Amice!
Het was stil dien nacht, dien eerste nacht in het kamp, na een dag vol vermoeienissen, een dag van groote hitte, hetgeen sommigen niet verdragen konden en het in de schaduw, ver van hen, die de tentent opzetten verwijderd, deed neervleien op het zachte grasplekje, dat zoo lieflijk de dichtheid van het bosch verbreekt.
De beek klaterde lustig, en toen de ochtendwind zijn gefluister reeds liet hooren, werd een stuk zeildoek opgeheven, en met eigenaardige kronkelbewegingen, nu eens de armen zijwaarts, dan weer omhoog, verdreef een gedaante in zijn slaap.
Wie kon het anders zijn dan onze goede kampmoeder, die "hare"corvéekinderen wekken ging en zelf leidinggeven; zij die met zuinigheid haar huishoudgeld beheerde, en ons op heerlijke tongetjes vergastte.
Eerst ging "ie" naar de keuken, om de primus aan te steken, hetgeen zeker handigheid en vuile vingers vereischt.
De corvée, die altijd zeer gehoorzaam was en alles deed wat "moeder ziede, nooit tegenpruttelde, was zich reeds in de beek aan 't wasschen waar het heerlijke frissche water veel vuil weg moest dragen, want open schoenen beschermen nu eenmaal niet de schoonheid van teenen.
Plots schrikten de niet-corvéeërs wakker. Wild werd door elkaar geschreeuwd, want de vroege ochtendstilte werd verbroken door gezang, en daar overdagzingen nu eenmaal ontoelaatbaar schijnt te zijn in een Sesam kamp, en Sesamieten graag eerste-jaars uitvoeteren vlogen alle het bed uit, om des zangers keel te snoeren, hetgeen een groote zwarte vlek op iemands kamptijd heeft gelegd en vele oplichtende genoegens volledig bedekte. Waarom niet in de vrije natuur zingen, hetzij leelijk of mooi.
Het beloofde weer pracht weer te worden, tot ergernis van de roodhuidige Sesamieten. Het bordje Havermout, dat vele malen van gaar zyn en dikte moest verschillen, smaakte weer best en nadat eenig brood de magen verstevigde werden fluks de dekens op de bleek, z.g. om te luchten gelegd, maar veelal om op te liggen om gedichten te lezen onder het genot van een geleende sigaret.

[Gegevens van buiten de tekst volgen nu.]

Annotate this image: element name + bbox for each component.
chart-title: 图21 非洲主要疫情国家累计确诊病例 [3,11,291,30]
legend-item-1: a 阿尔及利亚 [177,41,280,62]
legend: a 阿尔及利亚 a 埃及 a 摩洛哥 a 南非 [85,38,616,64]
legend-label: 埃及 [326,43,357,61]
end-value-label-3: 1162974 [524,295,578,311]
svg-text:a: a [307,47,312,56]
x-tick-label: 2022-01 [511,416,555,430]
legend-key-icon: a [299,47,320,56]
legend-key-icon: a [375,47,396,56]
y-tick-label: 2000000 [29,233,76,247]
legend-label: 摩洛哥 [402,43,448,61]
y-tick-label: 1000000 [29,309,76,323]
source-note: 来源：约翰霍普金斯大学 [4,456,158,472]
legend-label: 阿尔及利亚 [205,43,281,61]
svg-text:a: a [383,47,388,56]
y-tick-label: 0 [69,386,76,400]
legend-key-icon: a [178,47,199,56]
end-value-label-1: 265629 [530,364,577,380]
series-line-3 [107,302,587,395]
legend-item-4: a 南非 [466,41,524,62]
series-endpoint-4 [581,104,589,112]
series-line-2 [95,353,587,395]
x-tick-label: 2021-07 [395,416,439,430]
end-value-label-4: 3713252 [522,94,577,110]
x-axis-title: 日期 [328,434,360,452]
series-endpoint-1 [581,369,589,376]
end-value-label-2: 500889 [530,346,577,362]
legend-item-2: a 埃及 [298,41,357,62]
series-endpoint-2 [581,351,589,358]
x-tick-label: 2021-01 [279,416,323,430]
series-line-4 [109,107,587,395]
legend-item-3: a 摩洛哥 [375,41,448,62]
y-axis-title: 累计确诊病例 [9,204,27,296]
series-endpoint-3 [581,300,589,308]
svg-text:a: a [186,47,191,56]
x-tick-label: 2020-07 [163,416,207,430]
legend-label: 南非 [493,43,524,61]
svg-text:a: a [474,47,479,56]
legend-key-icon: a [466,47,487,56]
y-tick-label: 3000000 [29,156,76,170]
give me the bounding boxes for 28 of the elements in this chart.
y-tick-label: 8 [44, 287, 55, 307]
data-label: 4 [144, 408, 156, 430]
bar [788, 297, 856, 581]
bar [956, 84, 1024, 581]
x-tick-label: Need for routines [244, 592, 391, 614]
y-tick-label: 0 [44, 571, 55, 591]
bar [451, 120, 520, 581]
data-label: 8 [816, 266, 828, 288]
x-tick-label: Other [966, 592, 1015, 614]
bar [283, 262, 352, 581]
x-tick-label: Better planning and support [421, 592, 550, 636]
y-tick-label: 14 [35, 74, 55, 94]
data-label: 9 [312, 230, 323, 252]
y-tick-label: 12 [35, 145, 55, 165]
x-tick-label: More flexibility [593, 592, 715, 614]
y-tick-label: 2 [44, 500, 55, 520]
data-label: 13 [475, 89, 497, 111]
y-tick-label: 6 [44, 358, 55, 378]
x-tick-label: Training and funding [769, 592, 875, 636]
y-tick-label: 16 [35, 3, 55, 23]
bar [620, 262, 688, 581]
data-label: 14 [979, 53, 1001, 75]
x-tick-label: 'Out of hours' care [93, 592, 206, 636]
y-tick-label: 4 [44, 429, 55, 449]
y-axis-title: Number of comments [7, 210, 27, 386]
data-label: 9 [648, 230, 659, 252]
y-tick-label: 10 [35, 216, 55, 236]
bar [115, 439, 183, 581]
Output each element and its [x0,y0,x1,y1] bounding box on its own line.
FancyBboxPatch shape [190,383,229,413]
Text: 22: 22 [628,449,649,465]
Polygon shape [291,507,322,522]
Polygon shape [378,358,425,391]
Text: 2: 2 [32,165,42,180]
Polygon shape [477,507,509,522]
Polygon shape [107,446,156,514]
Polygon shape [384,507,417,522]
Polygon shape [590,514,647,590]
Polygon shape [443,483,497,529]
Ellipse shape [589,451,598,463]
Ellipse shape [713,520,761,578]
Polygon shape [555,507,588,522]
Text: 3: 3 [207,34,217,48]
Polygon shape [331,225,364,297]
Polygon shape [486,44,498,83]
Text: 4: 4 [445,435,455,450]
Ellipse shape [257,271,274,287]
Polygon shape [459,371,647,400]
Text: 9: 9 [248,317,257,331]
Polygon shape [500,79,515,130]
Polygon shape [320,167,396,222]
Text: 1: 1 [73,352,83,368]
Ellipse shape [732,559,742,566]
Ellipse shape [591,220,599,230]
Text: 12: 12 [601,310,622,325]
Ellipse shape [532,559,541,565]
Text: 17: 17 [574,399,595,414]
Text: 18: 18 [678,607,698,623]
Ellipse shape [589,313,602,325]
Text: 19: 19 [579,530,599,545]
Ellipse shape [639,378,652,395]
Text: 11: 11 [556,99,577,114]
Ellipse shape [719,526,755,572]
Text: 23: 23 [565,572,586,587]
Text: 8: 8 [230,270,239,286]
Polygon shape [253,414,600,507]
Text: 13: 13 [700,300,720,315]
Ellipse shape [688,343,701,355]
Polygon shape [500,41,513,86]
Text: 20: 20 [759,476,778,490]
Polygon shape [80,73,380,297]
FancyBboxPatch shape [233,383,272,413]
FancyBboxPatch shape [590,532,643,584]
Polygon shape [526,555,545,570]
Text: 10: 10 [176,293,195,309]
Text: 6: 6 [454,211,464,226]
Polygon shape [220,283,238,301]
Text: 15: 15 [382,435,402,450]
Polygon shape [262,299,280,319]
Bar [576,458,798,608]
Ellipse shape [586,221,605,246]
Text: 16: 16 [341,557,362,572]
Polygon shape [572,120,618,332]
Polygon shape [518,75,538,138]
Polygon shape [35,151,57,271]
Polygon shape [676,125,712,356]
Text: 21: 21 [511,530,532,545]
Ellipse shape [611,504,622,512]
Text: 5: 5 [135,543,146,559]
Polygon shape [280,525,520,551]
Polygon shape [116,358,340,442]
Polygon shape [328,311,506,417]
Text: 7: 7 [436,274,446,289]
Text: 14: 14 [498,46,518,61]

Toen ik daar zoo lag gingen onwillekeurig mijne gedachten uit naar onze aftocht. Een kaart behoefden wij niet meede te nemen, want geen betere gids dan onze Huismans, die ook op Belgisch grondgebied zijn kundigheid toonde, ons van het rechte pad af te houden om zich op dwaalwegen te begeven, en die slechts door een kapelaan en een pastoor op het goede pad gebracht kon worden, konden wij ons wenschen. -Ik dacht aan ons verblijf in de onvolprezen jeugdherberg, aan de eenige bandlek op voor Wietse zoo historischen en wellicht spoedig traditioneele grond, aan onze plechtige ontvangst te Goirle.

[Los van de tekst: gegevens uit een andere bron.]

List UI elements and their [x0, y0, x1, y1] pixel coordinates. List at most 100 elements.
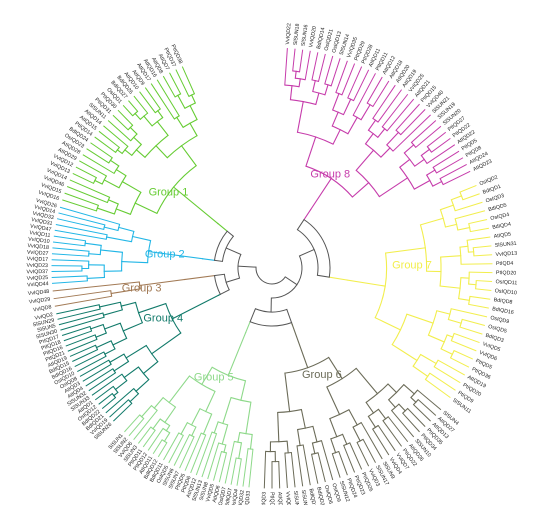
tree-branch — [124, 149, 133, 157]
tree-branch — [95, 340, 112, 349]
tree-branch — [179, 436, 195, 469]
tree-branch — [352, 69, 370, 102]
leaf-label: VvIQD13 — [495, 251, 517, 258]
tree-branch — [72, 349, 99, 362]
tree-branch — [202, 413, 213, 435]
tree-branch — [426, 131, 447, 148]
tree-branch — [387, 399, 397, 409]
tree-branch — [296, 445, 304, 487]
tree-branch — [175, 69, 190, 98]
tree-branch — [384, 247, 426, 254]
tree-branch — [244, 320, 251, 334]
tree-branch — [347, 66, 363, 99]
tree-branch — [90, 323, 104, 330]
tree-branch — [284, 276, 298, 286]
tree-branch — [415, 125, 442, 149]
leaf-label: PtIQD3 — [261, 492, 268, 505]
leaf-label: VvIQD2 — [34, 312, 53, 322]
tree-branch — [222, 396, 232, 425]
leaf-label: SlSUN27 — [292, 490, 300, 505]
tree-branch — [143, 115, 153, 127]
tree-branch — [137, 302, 167, 314]
tree-branch — [348, 409, 358, 426]
leaf-label: OsIQD9 — [490, 315, 510, 325]
tree-branch — [466, 236, 491, 241]
group-label-g8: Group 8 — [310, 169, 350, 181]
tree-branch — [157, 110, 164, 119]
tree-branch — [468, 283, 477, 286]
tree-branch — [102, 309, 123, 316]
tree-branch — [311, 453, 319, 484]
tree-branch — [95, 332, 108, 338]
leaf-label: BdIQD8 — [493, 297, 513, 306]
tree-branch — [190, 407, 201, 426]
tree-branch — [309, 177, 332, 211]
tree-branch — [109, 159, 120, 167]
tree-branch — [213, 273, 225, 277]
tree-branch — [371, 428, 390, 456]
tree-branch — [133, 409, 158, 440]
tree-branch — [364, 132, 374, 145]
tree-branch — [294, 70, 297, 79]
tree-branch — [103, 179, 120, 189]
leaf-label: AtIQD6 — [212, 485, 222, 503]
tree-branch — [77, 355, 107, 372]
tree-arc — [271, 255, 303, 299]
tree-branch — [91, 373, 123, 396]
tree-branch — [155, 145, 169, 159]
tree-branch — [432, 180, 443, 187]
tree-branch — [236, 458, 242, 486]
tree-branch — [107, 199, 119, 205]
tree-branch — [142, 429, 156, 448]
tree-branch — [79, 160, 108, 177]
tree-branch — [190, 94, 197, 104]
leaf-label: VvIQD1 — [284, 491, 291, 505]
tree-branch — [59, 206, 121, 225]
leaf-label: OsIQD21 — [324, 29, 335, 52]
tree-branch — [290, 451, 296, 488]
leaf-label: VvIQD33 — [32, 211, 54, 222]
tree-branch — [114, 379, 128, 391]
tree-branch — [189, 122, 198, 137]
leaf-label: VvIQD25 — [27, 275, 49, 282]
tree-branch — [341, 63, 356, 96]
tree-branch — [459, 184, 477, 193]
tree-branch — [180, 421, 189, 435]
tree-branch — [439, 285, 461, 289]
leaf-label: VvIQD20 — [308, 26, 318, 48]
tree-branch — [399, 158, 411, 169]
tree-branch — [238, 442, 243, 460]
tree-branch — [426, 144, 456, 165]
tree-branch — [75, 166, 97, 179]
tree-branch — [223, 444, 227, 453]
tree-branch — [63, 330, 93, 342]
tree-branch — [53, 290, 112, 300]
tree-branch — [168, 375, 191, 404]
tree-branch — [133, 95, 149, 114]
leaf-label: OsIQD7 — [218, 486, 228, 505]
tree-branch — [284, 372, 291, 413]
tree-branch — [217, 222, 228, 232]
tree-branch — [341, 433, 348, 445]
tree-branch — [331, 92, 340, 111]
tree-branch — [173, 433, 191, 466]
tree-branch — [435, 157, 464, 174]
tree-branch — [103, 322, 121, 330]
tree-branch — [378, 177, 409, 198]
tree-branch — [230, 457, 237, 485]
tree-branch — [117, 109, 134, 126]
tree-branch — [96, 207, 116, 215]
tree-branch — [101, 396, 117, 410]
tree-branch — [395, 103, 420, 131]
tree-branch — [312, 79, 316, 93]
tree-branch — [242, 448, 249, 487]
tree-branch — [392, 114, 431, 152]
leaf-label: VvIQD27 — [27, 250, 49, 257]
tree-branch — [98, 130, 121, 149]
tree-branch — [116, 149, 123, 155]
tree-branch — [110, 288, 141, 295]
tree-branch — [165, 424, 171, 432]
tree-branch — [137, 426, 152, 444]
tree-branch — [377, 424, 396, 452]
tree-branch — [292, 48, 296, 72]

Eenige lui maakten zich gereed boodschappen voor het gezin Sesam in Hilvarenbeek te doen, en het postkantoortje van vele brieven te bevrijden. Hun lang wegblijven was meestal oorzaak van een huis, dat naast de merkwaardige kerk stond, en waar heerlijk bier, een goed biljart en veel vrijgezellen waren.
En na een genoegelijke middag, na een heerlijk geconserveerd avondmaal, toen de gloeiende zon reeds plaats maakte voor de schemerte was er veel gekraak in het bosch.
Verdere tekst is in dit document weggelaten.